Putain de loi…
Médecins du monde publie une enquête sur les effets pervers de la loi sécuritaire de 2003.
dans l’hebdo N° 1145 Acheter ce numéro
C’est ce qu’on appelle une loi ratée. Le 18 mars 2003, la loi pour la sécurité intérieure (LSI) réintroduisait le délit de racolage passif. Huit ans plus tard, Médecins du monde (MDM) publie une enquête menée auprès de 70 prostitué(e)s sur les effets de la LSI. Le bilan est sans appel : Pour MDM, « les personnes se prostituant font face à une détérioration de leur situation au regard des violences et de l’accès aux soins » .

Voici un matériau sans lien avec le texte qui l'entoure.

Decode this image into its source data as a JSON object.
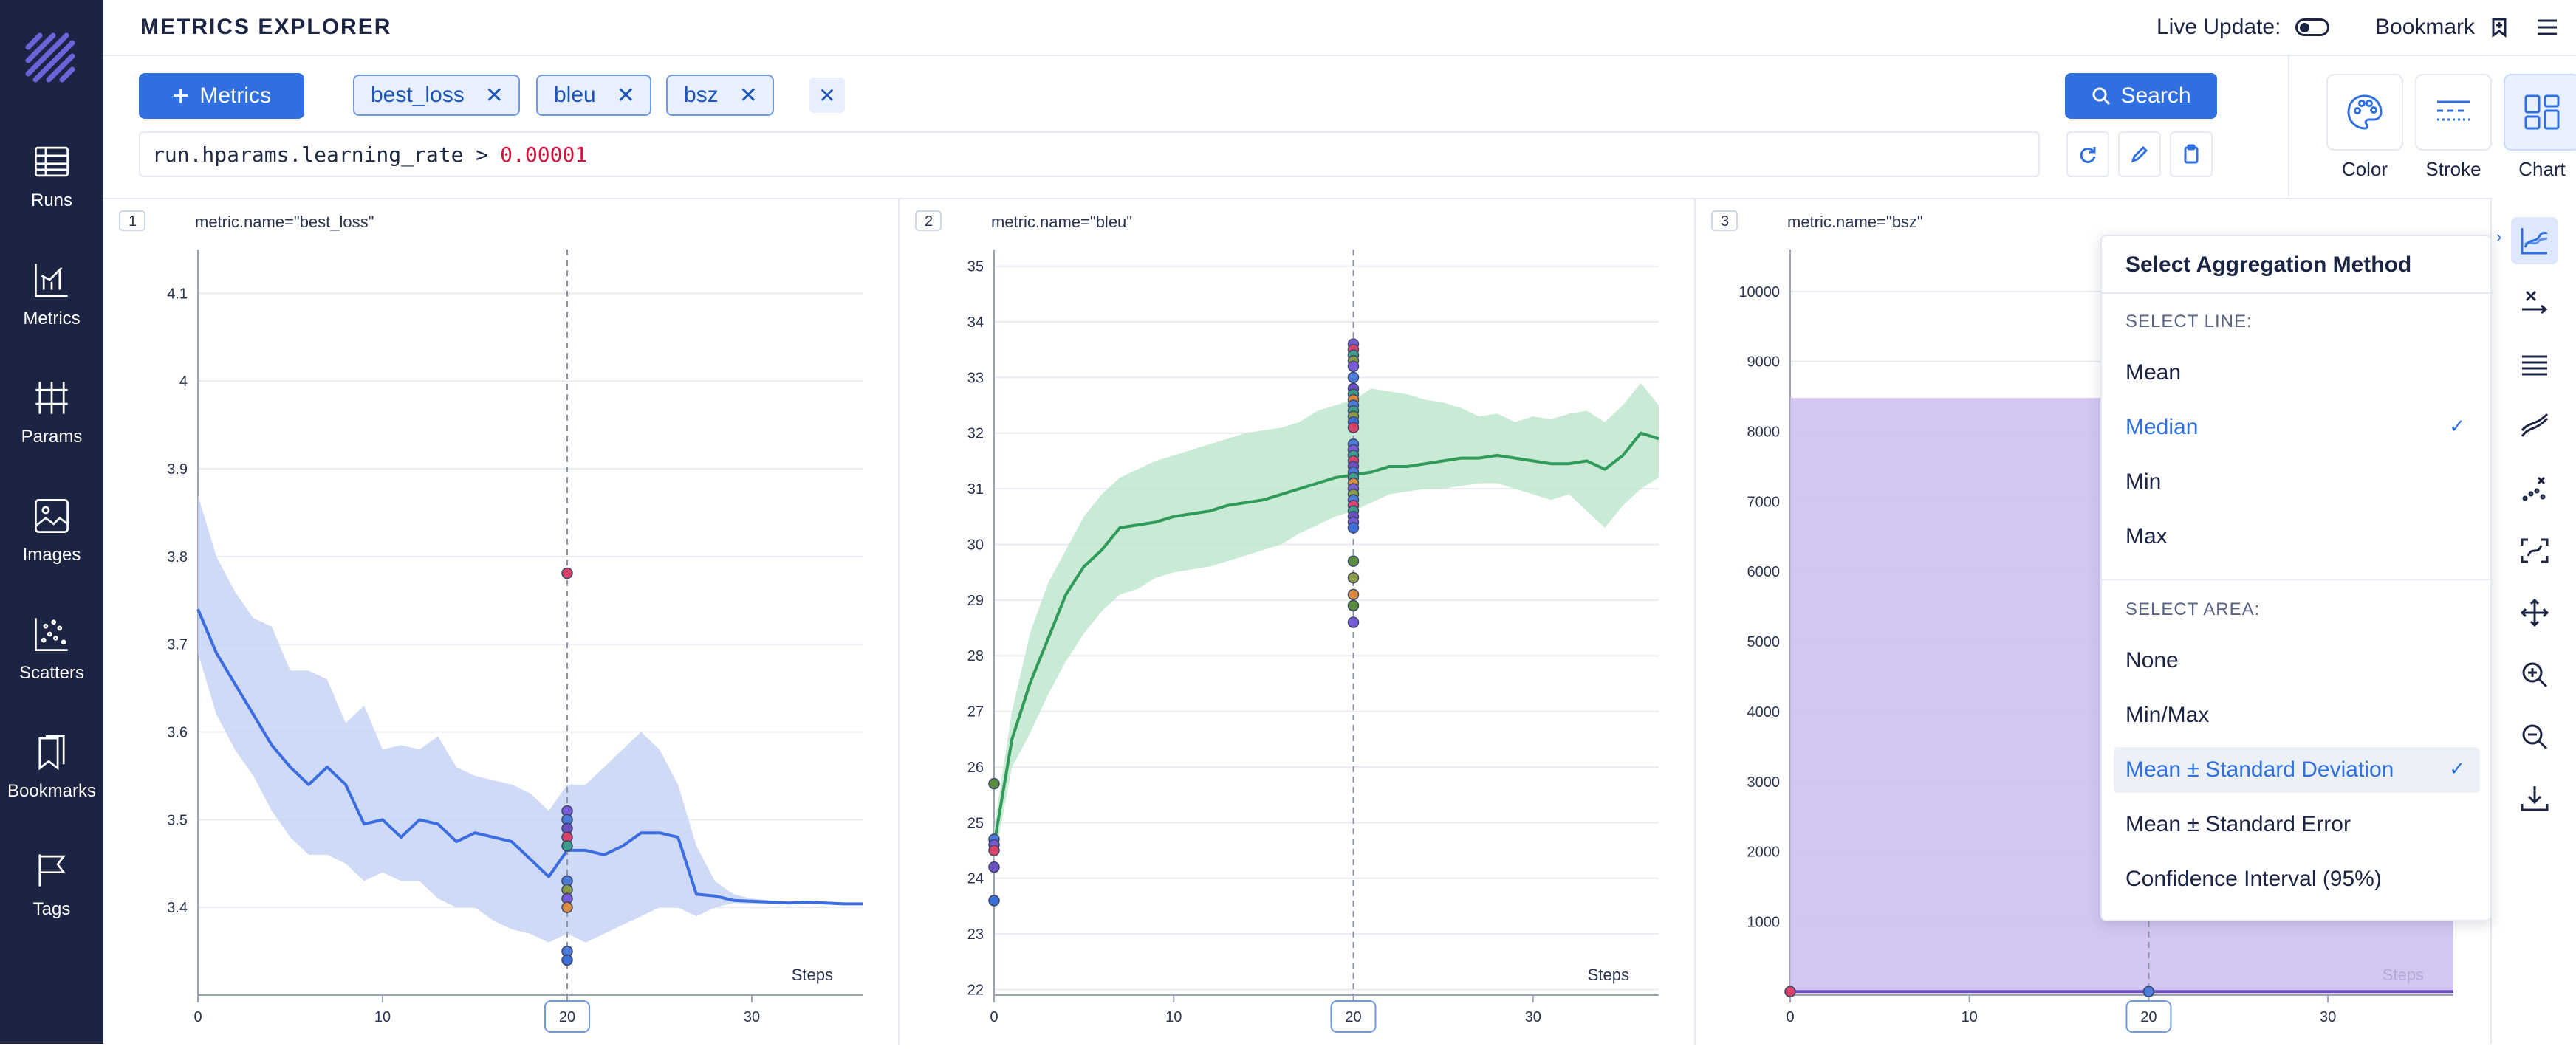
{
  "header": {
    "title": "METRICS EXPLORER",
    "live_update_label": "Live Update:",
    "bookmark_label": "Bookmark"
  },
  "sidebar": {
    "items": [
      {
        "label": "Runs",
        "icon": "table-icon"
      },
      {
        "label": "Metrics",
        "icon": "line-chart-icon"
      },
      {
        "label": "Params",
        "icon": "params-icon"
      },
      {
        "label": "Images",
        "icon": "image-icon"
      },
      {
        "label": "Scatters",
        "icon": "scatter-icon"
      },
      {
        "label": "Bookmarks",
        "icon": "bookmark-icon"
      },
      {
        "label": "Tags",
        "icon": "flag-icon"
      }
    ]
  },
  "toolbar": {
    "metrics_button": "Metrics",
    "chips": [
      "best_loss",
      "bleu",
      "bsz"
    ],
    "search_button": "Search",
    "query": {
      "prefix": "run.hparams.learning_rate >",
      "value": "0.00001"
    }
  },
  "config": {
    "color_label": "Color",
    "stroke_label": "Stroke",
    "chart_label": "Chart"
  },
  "charts": [
    {
      "index": "1",
      "title": "metric.name=\"best_loss\""
    },
    {
      "index": "2",
      "title": "metric.name=\"bleu\""
    },
    {
      "index": "3",
      "title": "metric.name=\"bsz\""
    }
  ],
  "aggregation": {
    "title": "Select Aggregation Method",
    "line_section": "SELECT LINE:",
    "line_options": [
      "Mean",
      "Median",
      "Min",
      "Max"
    ],
    "line_selected": "Median",
    "area_section": "SELECT AREA:",
    "area_options": [
      "None",
      "Min/Max",
      "Mean ± Standard Deviation",
      "Mean ± Standard Error",
      "Confidence Interval (95%)"
    ],
    "area_selected": "Mean ± Standard Deviation"
  },
  "chart_data": [
    {
      "type": "line",
      "title": "metric.name=\"best_loss\"",
      "xlabel": "Steps",
      "xlim": [
        0,
        36
      ],
      "ylim": [
        3.3,
        4.15
      ],
      "x_ticks": [
        0,
        10,
        20,
        30
      ],
      "y_ticks": [
        3.4,
        3.5,
        3.6,
        3.7,
        3.8,
        3.9,
        4,
        4.1
      ],
      "y_tick_labels": [
        "3.4",
        "3.5",
        "3.6",
        "3.7",
        "3.8",
        "3.9",
        "4",
        "4.1"
      ],
      "cursor_step": 20,
      "color": "#3b6de0",
      "band_color": "#c7d4f4",
      "x": [
        0,
        1,
        2,
        3,
        4,
        5,
        6,
        7,
        8,
        9,
        10,
        11,
        12,
        13,
        14,
        15,
        16,
        17,
        18,
        19,
        20,
        21,
        22,
        23,
        24,
        25,
        26,
        27,
        28,
        29,
        30,
        31,
        32,
        33,
        34,
        35,
        36
      ],
      "line": [
        3.74,
        3.69,
        3.655,
        3.62,
        3.585,
        3.56,
        3.54,
        3.56,
        3.54,
        3.495,
        3.5,
        3.48,
        3.5,
        3.495,
        3.475,
        3.485,
        3.48,
        3.475,
        3.455,
        3.435,
        3.465,
        3.465,
        3.46,
        3.47,
        3.485,
        3.485,
        3.48,
        3.415,
        3.413,
        3.408,
        3.407,
        3.406,
        3.405,
        3.406,
        3.405,
        3.404,
        3.404
      ],
      "upper": [
        3.87,
        3.8,
        3.76,
        3.73,
        3.72,
        3.67,
        3.67,
        3.66,
        3.61,
        3.63,
        3.58,
        3.585,
        3.58,
        3.595,
        3.56,
        3.55,
        3.545,
        3.54,
        3.53,
        3.51,
        3.54,
        3.54,
        3.56,
        3.58,
        3.6,
        3.58,
        3.54,
        3.47,
        3.43,
        3.415,
        3.41,
        3.408,
        3.406,
        3.406,
        3.405,
        3.404,
        3.404
      ],
      "lower": [
        3.69,
        3.62,
        3.58,
        3.55,
        3.51,
        3.48,
        3.46,
        3.46,
        3.45,
        3.43,
        3.44,
        3.43,
        3.43,
        3.41,
        3.4,
        3.4,
        3.385,
        3.375,
        3.37,
        3.36,
        3.37,
        3.36,
        3.37,
        3.38,
        3.39,
        3.4,
        3.4,
        3.39,
        3.4,
        3.405,
        3.404,
        3.404,
        3.404,
        3.404,
        3.404,
        3.404,
        3.404
      ],
      "cursor_points": [
        3.781,
        3.51,
        3.5,
        3.49,
        3.48,
        3.47,
        3.43,
        3.42,
        3.41,
        3.4,
        3.35,
        3.34
      ],
      "cursor_point_colors": [
        "#d9436a",
        "#7a5bd6",
        "#4c7bd9",
        "#6d4fc4",
        "#d9436a",
        "#3d9c8a",
        "#4c7bd9",
        "#8a9a47",
        "#7a5bd6",
        "#d98a3d",
        "#4c7bd9",
        "#3d6fd9"
      ]
    },
    {
      "type": "line",
      "title": "metric.name=\"bleu\"",
      "xlabel": "Steps",
      "xlim": [
        0,
        37
      ],
      "ylim": [
        21.9,
        35.3
      ],
      "x_ticks": [
        0,
        10,
        20,
        30
      ],
      "y_ticks": [
        22,
        23,
        24,
        25,
        26,
        27,
        28,
        29,
        30,
        31,
        32,
        33,
        34,
        35
      ],
      "y_tick_labels": [
        "22",
        "23",
        "24",
        "25",
        "26",
        "27",
        "28",
        "29",
        "30",
        "31",
        "32",
        "33",
        "34",
        "35"
      ],
      "cursor_step": 20,
      "color": "#2f9a5a",
      "band_color": "#bfe6cd",
      "x": [
        0,
        1,
        2,
        3,
        4,
        5,
        6,
        7,
        8,
        9,
        10,
        11,
        12,
        13,
        14,
        15,
        16,
        17,
        18,
        19,
        20,
        21,
        22,
        23,
        24,
        25,
        26,
        27,
        28,
        29,
        30,
        31,
        32,
        33,
        34,
        35,
        36,
        37
      ],
      "line": [
        24.6,
        26.5,
        27.5,
        28.3,
        29.1,
        29.6,
        29.9,
        30.3,
        30.35,
        30.4,
        30.5,
        30.55,
        30.6,
        30.7,
        30.75,
        30.8,
        30.9,
        31.0,
        31.1,
        31.2,
        31.25,
        31.3,
        31.4,
        31.4,
        31.45,
        31.5,
        31.55,
        31.55,
        31.6,
        31.55,
        31.5,
        31.45,
        31.45,
        31.5,
        31.35,
        31.6,
        32.0,
        31.9
      ],
      "upper": [
        24.9,
        27.0,
        28.4,
        29.3,
        29.9,
        30.5,
        30.9,
        31.2,
        31.35,
        31.5,
        31.6,
        31.7,
        31.8,
        31.9,
        32.0,
        32.05,
        32.1,
        32.2,
        32.4,
        32.5,
        32.6,
        32.8,
        32.75,
        32.7,
        32.6,
        32.55,
        32.45,
        32.3,
        32.35,
        32.2,
        32.3,
        32.25,
        32.35,
        32.4,
        32.2,
        32.5,
        32.9,
        32.5
      ],
      "lower": [
        24.3,
        26.0,
        26.6,
        27.3,
        27.9,
        28.4,
        28.8,
        29.1,
        29.2,
        29.4,
        29.5,
        29.55,
        29.6,
        29.7,
        29.8,
        29.9,
        30.0,
        30.2,
        30.35,
        30.5,
        30.6,
        30.75,
        30.9,
        30.95,
        31.0,
        31.0,
        31.05,
        31.1,
        31.1,
        31.0,
        30.9,
        30.8,
        30.9,
        30.6,
        30.3,
        30.7,
        31.0,
        31.2
      ],
      "start_points": [
        25.7,
        24.7,
        24.6,
        24.5,
        24.2,
        23.6
      ],
      "start_point_colors": [
        "#5a8c3d",
        "#4c7bd9",
        "#7a5bd6",
        "#d9436a",
        "#6d4fc4",
        "#3d6fd9"
      ],
      "cursor_points": [
        33.6,
        33.5,
        33.4,
        33.3,
        33.2,
        33.0,
        32.8,
        32.7,
        32.6,
        32.5,
        32.4,
        32.3,
        32.2,
        32.1,
        31.8,
        31.7,
        31.6,
        31.5,
        31.4,
        31.3,
        31.2,
        31.1,
        31.0,
        30.9,
        30.8,
        30.7,
        30.6,
        30.5,
        30.4,
        30.3,
        29.7,
        29.4,
        29.1,
        28.9,
        28.6
      ],
      "cursor_point_colors": [
        "#7a5bd6",
        "#d9436a",
        "#3d9c8a",
        "#8a9a47",
        "#7a5bd6",
        "#4c7bd9",
        "#6d4fc4",
        "#3d9c8a",
        "#d98a3d",
        "#4c7bd9",
        "#3d9c8a",
        "#8a9a47",
        "#3d6fd9",
        "#d9436a",
        "#4c7bd9",
        "#7a5bd6",
        "#3d9c8a",
        "#d9436a",
        "#6d4fc4",
        "#4c7bd9",
        "#3d9c8a",
        "#d98a3d",
        "#7a5bd6",
        "#8a9a47",
        "#4c7bd9",
        "#d9436a",
        "#3d9c8a",
        "#6d4fc4",
        "#7a5bd6",
        "#3d6fd9",
        "#5a8c3d",
        "#8a9a47",
        "#d98a3d",
        "#5a8c3d",
        "#7a5bd6"
      ]
    },
    {
      "type": "area",
      "title": "metric.name=\"bsz\"",
      "xlabel": "Steps",
      "xlim": [
        0,
        37
      ],
      "ylim": [
        -50,
        10600
      ],
      "x_ticks": [
        0,
        10,
        20,
        30
      ],
      "y_ticks": [
        1000,
        2000,
        3000,
        4000,
        5000,
        6000,
        7000,
        8000,
        9000,
        10000
      ],
      "y_tick_labels": [
        "1000",
        "2000",
        "3000",
        "4000",
        "5000",
        "6000",
        "7000",
        "8000",
        "9000",
        "10000"
      ],
      "cursor_step": 20,
      "color": "#6d4fc4",
      "band_color": "#cbbdf0",
      "x": [
        0,
        37
      ],
      "line": [
        0,
        0
      ],
      "upper": [
        8480,
        8480
      ],
      "lower": [
        0,
        0
      ]
    }
  ]
}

Premier problème, la pénalisation du racolage passif, en opposition à la prostitution, qui est légale, a instauré une grande confusion dans l’esprit des prostitué(e)s, plus vulnérables face à la police, qui sait jouer de l’ambiguïté. Brimades et humiliations ont ainsi nettement augmenté depuis mars 2003. « La fonction de protection que pouvaient remplir les policiers avant l’adoption de la LSI a pratiquement disparu, et leur intervention apparaît le plus souvent essentiellement répressive » , confirme Médecins du monde.
Certains clients – ils ne sont pas concernés par la nouvelle loi – ressentent également un sentiment d’impunité qui favorise les violences. « Les clients n’ont pas peur de la police ; par contre, ils considèrent que nous, on en a peur, témoigne une personne prostituée. Du coup, ceux qui veulent nous forcer à rendre l’argent après la passe n’ont aucune crainte quand on dit qu’on va appeler la police. »
Pour les sans-papiers, c’est la « double peine », certaines communautés étant plus visées que d’autres. « La LSI, en créant un délit de racolage passif ajoute au stigma de “la prostituée” celui de la délinquance , explique le docteur Paul Bolo, responsable de la mission prostitution à Nantes. Pour les femmes migrantes, souvent sans papiers, en stratégie de survie, ce double stigma (migration-prostitution) correspond bien à une double peine. » Enfin, en isolant les prostitué(e)s dans des lieux de plus en plus reculés, la LSI les a aussi éloigné(e)s des structures de soin et de prévention.